The problem of an attacker potentially impersonating the KDC has been discussed for a long time and KDC spoofing attacks against specific implementations are by no means new. In 2000, Dug Song, cofounder of Duo Security, published an advisory detailing the attack against then-current versions of Kerberos.
“The protocol consists of three exchanges to provide mutual authentication for the user and the server accessed. When users log in, they enter their credentials and the Authentication Service (AS) exchange takes place. The user gets a Ticket Granting Ticket (TGT), which is later used to obtain tickets to specific services during the Ticket Granting Service (TGS) Exchange. The ticket is then used during the Client/Server Exchange to complete the authentication,” Silverfort said in its advisory.
The ASA software is the operating system for Cisco’s line of ASA network security devices, which includes several firewalls. The Kerboros vulnerability affects all of the supported versions of the ASA software. Cisco said in its security advisory that there are no known workarounds for the vulnerability, so customers running affected ASA versions should update to the fixed release.

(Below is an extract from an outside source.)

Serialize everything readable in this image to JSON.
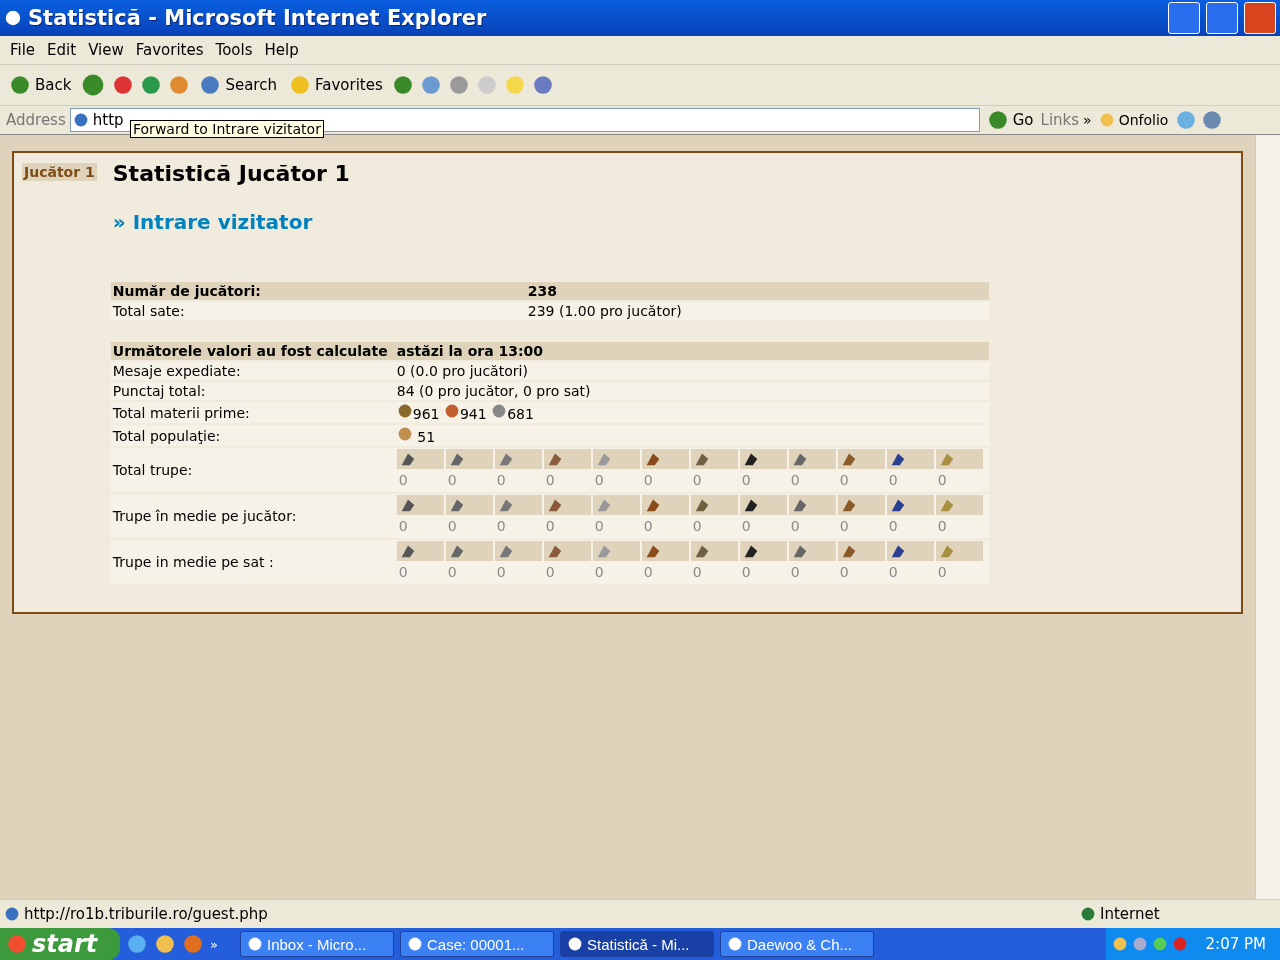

“A vulnerability in the Kerberos authentication feature of Cisco Adaptive Security Appliance (ASA) Software could allow an unauthenticated, remote attacker to impersonate the Kerberos key distribution center (KDC) and bypass authentication on an affected device that is configured to perform Kerberos authentication for VPN or local device access,” the Cisco advisory says.
“The vulnerability is due to insufficient identity verification of the KDC when a successful authentication response is received. An attacker could exploit this vulnerability by spoofing the KDC server response to the ASA device. This malicious response would not have been authenticated by the KDC. A successful attack could allow an attacker to bypass Kerberos authentication.”